By Vivian Collings
I will likely only use the adjectives favourite and sad, together, to describe one noun: Remembrance Day.
It has always been one of my favourite days. It has also, naturally, always been one of the saddest days.
It’s not a particularly enjoyable day; it’s actually pretty uncomfortable to feel such a collective sadness, but, it’s one of my favourites because it’s important. It’s special.
It’s a national memorial day observed in the entire Commonwealth to honour members of the armed forces.
But, to everyone within those countries, it’s also much more personal than that.
Everyone likely either knows someone, has a family member, or has perhaps even served themselves, in the armed forces.
With it being a collective day of mourning and remembrance, we all have individual people that we will be thinking of during the moment of silence at 11 a.m. on Friday.
For my whole childhood, my dad was a staff officer with the local army cadet corps. Every Remembrance Day, he would put his grandfather, my great-grandfather’s, medal from the Second World War in the pocket of his uniform, covering his heart.

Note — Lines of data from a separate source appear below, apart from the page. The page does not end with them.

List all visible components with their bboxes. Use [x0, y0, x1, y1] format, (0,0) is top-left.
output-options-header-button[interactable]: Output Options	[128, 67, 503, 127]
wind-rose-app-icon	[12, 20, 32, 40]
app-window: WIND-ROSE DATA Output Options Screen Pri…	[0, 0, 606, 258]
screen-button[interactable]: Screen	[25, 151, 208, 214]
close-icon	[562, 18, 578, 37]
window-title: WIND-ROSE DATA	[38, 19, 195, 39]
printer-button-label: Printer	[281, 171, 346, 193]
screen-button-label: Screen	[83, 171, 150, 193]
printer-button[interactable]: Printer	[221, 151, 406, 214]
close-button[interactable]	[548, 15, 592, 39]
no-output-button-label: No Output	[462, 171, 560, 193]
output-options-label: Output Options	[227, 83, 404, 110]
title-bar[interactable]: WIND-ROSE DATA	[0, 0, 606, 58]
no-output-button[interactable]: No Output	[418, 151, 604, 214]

My great-grandfather was part of the Home Guard in England during the Second World War. I never got to meet him, but my grandpa, his son, lived through the war in England during that time. He remembers explosives and weapons being stored on their family farm and participating in air raid drills at school.
Can you imagine?
I recently saw my other grandparents, and we spoke about Remembrance Day.

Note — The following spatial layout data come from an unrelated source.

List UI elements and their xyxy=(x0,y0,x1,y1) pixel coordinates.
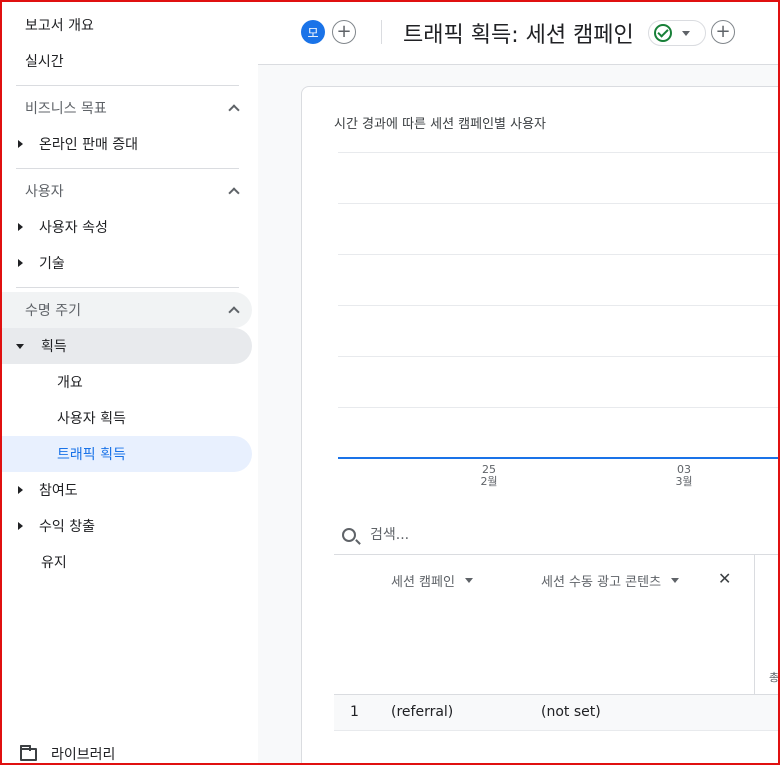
table-header: 세션 캠페인 세션 수동 광고 콘텐츠 ✕ 총 xyxy=(334,555,780,695)
col-session-campaign[interactable]: 세션 캠페인 xyxy=(391,571,473,590)
chevron-up-icon xyxy=(228,104,240,116)
nav-traffic-acquisition[interactable]: 트래픽 획득 xyxy=(0,436,252,472)
page-title: 트래픽 획득: 세션 캠페인 xyxy=(403,23,634,48)
grid-line xyxy=(338,203,780,204)
caret-right-icon xyxy=(18,223,23,231)
section-title: 사용자 xyxy=(25,184,64,200)
table-row[interactable]: 1 (referral) (not set) xyxy=(334,695,780,731)
nav-retention[interactable]: 유지 xyxy=(0,544,252,580)
nav-label: 보고서 개요 xyxy=(25,18,94,34)
table-search xyxy=(334,515,780,555)
folder-icon xyxy=(20,744,37,761)
report-card: 시간 경과에 따른 세션 캠페인별 사용자 25 2월 03 3월 세션 캠페인… xyxy=(301,86,780,765)
section-user[interactable]: 사용자 xyxy=(0,173,252,209)
nav-user-attributes[interactable]: 사용자 속성 xyxy=(0,209,252,245)
grid-line xyxy=(338,152,780,153)
divider xyxy=(16,85,239,86)
nav-acquisition[interactable]: 획득 xyxy=(0,328,252,364)
nav-user-acquisition[interactable]: 사용자 획득 xyxy=(0,400,252,436)
col-label: 세션 캠페인 xyxy=(391,575,455,590)
chart-title: 시간 경과에 따른 세션 캠페인별 사용자 xyxy=(334,117,547,132)
sidebar: 보고서 개요 실시간 비즈니스 목표 온라인 판매 증대 사용자 사용자 속성 … xyxy=(0,0,258,765)
check-circle-icon xyxy=(654,24,672,42)
nav-label: 트래픽 획득 xyxy=(57,447,126,463)
close-icon[interactable]: ✕ xyxy=(718,569,731,588)
tick-month: 2월 xyxy=(480,475,498,488)
row-content: (not set) xyxy=(541,704,601,720)
grid-line xyxy=(338,356,780,357)
add-comparison-button[interactable]: + xyxy=(332,20,356,44)
series-line xyxy=(338,457,780,459)
nav-label: 수익 창출 xyxy=(39,519,95,535)
nav-label: 유지 xyxy=(41,555,67,571)
avatar[interactable]: 모 xyxy=(301,20,325,44)
nav-engagement[interactable]: 참여도 xyxy=(0,472,252,508)
nav-library[interactable]: 라이브러리 xyxy=(20,744,115,764)
divider xyxy=(754,555,755,695)
grid-line xyxy=(338,407,780,408)
caret-right-icon xyxy=(18,140,23,148)
caret-right-icon xyxy=(18,522,23,530)
search-input[interactable] xyxy=(370,526,670,543)
nav-acquisition-overview[interactable]: 개요 xyxy=(0,364,252,400)
section-lifecycle[interactable]: 수명 주기 xyxy=(0,292,252,328)
chevron-up-icon xyxy=(228,306,240,318)
plus-icon: + xyxy=(715,21,731,42)
caret-right-icon xyxy=(18,259,23,267)
plus-icon: + xyxy=(336,21,352,42)
grid-line xyxy=(338,305,780,306)
x-tick: 25 2월 xyxy=(469,464,509,488)
nav-label: 개요 xyxy=(57,375,83,391)
status-dropdown[interactable] xyxy=(648,20,706,46)
library-label: 라이브러리 xyxy=(51,747,116,763)
caret-down-icon xyxy=(464,578,473,583)
divider xyxy=(16,168,239,169)
divider xyxy=(16,287,239,288)
metric-header-fragment: 총 xyxy=(769,671,780,684)
add-button[interactable]: + xyxy=(711,20,735,44)
section-business-goals[interactable]: 비즈니스 목표 xyxy=(0,90,252,126)
page-header: 모 + 트래픽 획득: 세션 캠페인 + xyxy=(258,0,780,65)
x-tick: 03 3월 xyxy=(664,464,704,488)
caret-down-icon xyxy=(671,578,680,583)
row-index: 1 xyxy=(350,704,359,720)
nav-report-overview[interactable]: 보고서 개요 xyxy=(0,7,252,43)
grid-line xyxy=(338,254,780,255)
section-title: 수명 주기 xyxy=(25,303,81,319)
col-manual-ad-content[interactable]: 세션 수동 광고 콘텐츠 xyxy=(541,571,680,590)
nav-label: 획득 xyxy=(41,339,67,355)
nav-label: 참여도 xyxy=(39,483,78,499)
nav-tech[interactable]: 기술 xyxy=(0,245,252,281)
tick-month: 3월 xyxy=(675,475,693,488)
nav-label: 사용자 속성 xyxy=(39,220,108,236)
row-campaign: (referral) xyxy=(391,704,454,720)
divider xyxy=(381,20,382,44)
nav-online-sales[interactable]: 온라인 판매 증대 xyxy=(0,126,252,162)
chevron-up-icon xyxy=(228,187,240,199)
section-title: 비즈니스 목표 xyxy=(25,101,107,117)
main-content: 모 + 트래픽 획득: 세션 캠페인 + 시간 경과에 따른 세션 캠페인별 사… xyxy=(258,0,780,765)
nav-monetization[interactable]: 수익 창출 xyxy=(0,508,252,544)
nav-label: 온라인 판매 증대 xyxy=(39,137,139,153)
nav-label: 사용자 획득 xyxy=(57,411,126,427)
nav-label: 실시간 xyxy=(25,54,64,70)
caret-down-icon xyxy=(16,343,24,349)
col-label: 세션 수동 광고 콘텐츠 xyxy=(541,575,662,590)
caret-right-icon xyxy=(18,486,23,494)
caret-down-icon xyxy=(682,30,690,36)
nav-label: 기술 xyxy=(39,256,65,272)
search-icon xyxy=(342,527,356,542)
nav-realtime[interactable]: 실시간 xyxy=(0,43,252,79)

My grandpa said, “It’s such an important day, but it’s sad. Really sad.”
He explained how his great-grandfather served in the trenches of the First World War, and then his father went on to become a truck driver for almost the entirety of the Second World War.
When his dad returned home in 1945, my grandpa met him for the first time as an almost four-year-old.

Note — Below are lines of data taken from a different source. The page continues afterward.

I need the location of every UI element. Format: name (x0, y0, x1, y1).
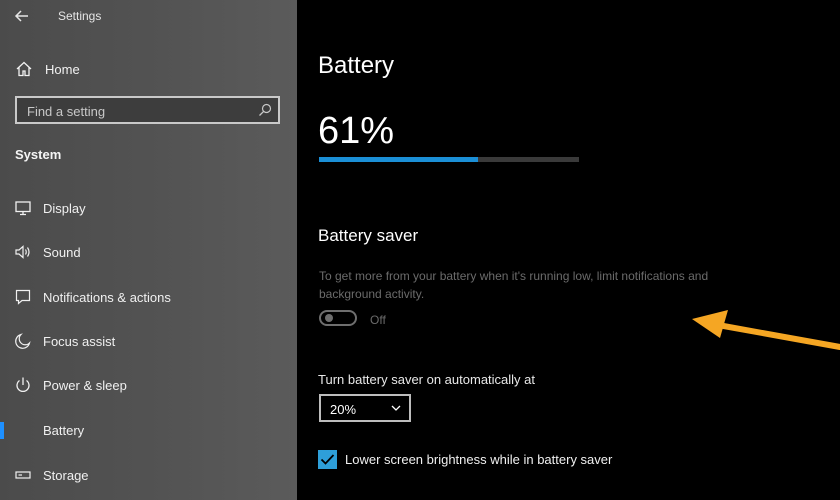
title-bar: Settings (0, 0, 297, 32)
home-icon (16, 61, 32, 77)
page-title: Battery (318, 52, 395, 79)
sidebar-item-storage[interactable]: Storage (0, 458, 297, 492)
battery-saver-toggle[interactable] (319, 310, 357, 326)
sidebar-item-notifications[interactable]: Notifications & actions (0, 280, 297, 314)
sidebar-item-label: Storage (43, 467, 89, 483)
toggle-state-label: Off (370, 313, 386, 327)
notification-icon (15, 289, 31, 305)
sidebar-item-battery[interactable]: Battery (0, 413, 297, 447)
speaker-icon (15, 245, 30, 259)
sidebar-item-display[interactable]: Display (0, 191, 297, 225)
auto-saver-label: Turn battery saver on automatically at (318, 372, 536, 387)
toggle-knob (325, 314, 333, 322)
power-icon (16, 377, 30, 392)
brightness-checkbox-label: Lower screen brightness while in battery… (345, 452, 613, 467)
battery-saver-description: To get more from your battery when it's … (319, 269, 709, 301)
brightness-option[interactable]: Lower screen brightness while in battery… (318, 450, 612, 469)
monitor-icon (15, 201, 31, 216)
battery-level-fill (319, 157, 478, 162)
app-title: Settings (58, 9, 102, 23)
auto-saver-threshold-select[interactable]: 20% (319, 394, 411, 422)
sidebar-item-label: Power & sleep (43, 377, 127, 393)
sidebar-item-focus-assist[interactable]: Focus assist (0, 324, 297, 358)
section-title-system: System (15, 147, 62, 162)
chevron-down-icon (391, 405, 401, 411)
sidebar-item-label: Notifications & actions (43, 289, 171, 305)
moon-icon (15, 333, 31, 349)
search-input[interactable]: Find a setting (15, 96, 280, 124)
sidebar-item-label: Display (43, 200, 86, 216)
battery-saver-heading: Battery saver (318, 226, 419, 245)
search-icon (259, 103, 272, 116)
sidebar-item-sound[interactable]: Sound (0, 235, 297, 269)
select-value: 20% (330, 402, 357, 417)
sidebar-item-label: Sound (43, 244, 81, 260)
sidebar-item-label: Focus assist (43, 333, 116, 349)
brightness-checkbox[interactable] (318, 450, 337, 469)
search-placeholder: Find a setting (27, 104, 106, 119)
checkmark-icon (320, 454, 335, 465)
home-link[interactable]: Home (15, 58, 80, 80)
back-arrow-icon[interactable] (12, 6, 32, 26)
annotation-arrow-icon (692, 310, 840, 350)
sidebar: Settings Home Find a setting System Disp… (0, 0, 297, 500)
home-label: Home (45, 61, 80, 77)
sidebar-item-label: Battery (43, 422, 85, 438)
battery-level-bar (319, 157, 579, 162)
sidebar-item-power-sleep[interactable]: Power & sleep (0, 368, 297, 402)
storage-icon (15, 471, 31, 479)
main-panel: Battery 61% Battery saver To get more fr… (297, 0, 840, 500)
battery-percentage: 61% (318, 110, 395, 152)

Speaking to local veterans over the past week, I’m also overwhelmed with respect for their resilience.
For those of us today who haven’t experienced war or conflict, I think it’s important to welcome discomfort on Nov. 11.
It feels like the least we can do.
I joined Army Cadets when I was 12, so I got to march with my dad in the Haliburton Remembrance Day Parade for the proceeding five years.
I have to admit that as a teenager, I definitely grumbled on the years that the temperature was around freezing.
I needed reminding then, so he would tell me to think about what soldiers in the World Wars had to endure as I stood on Highland Street in the cold.
I know I will, hopefully, never fully understand the relentless distress of war, but my temporary discomfort always gave me necessary perspective.
I’m not in cadets anymore, and my dad has retired as a staff officer, but I still make sure I attend a Remembrance Day service wherever I am, and I know my dad will, too, with that medal in his pocket.
If you’re able, I hope you attend a service on Nov. 11, too.
We get to live our regular lives every day because of the unfathomable things previous generations endured and fought.
Let’s make sure to wear our poppies this week and embrace the discomfort we feel to remember and thank those people.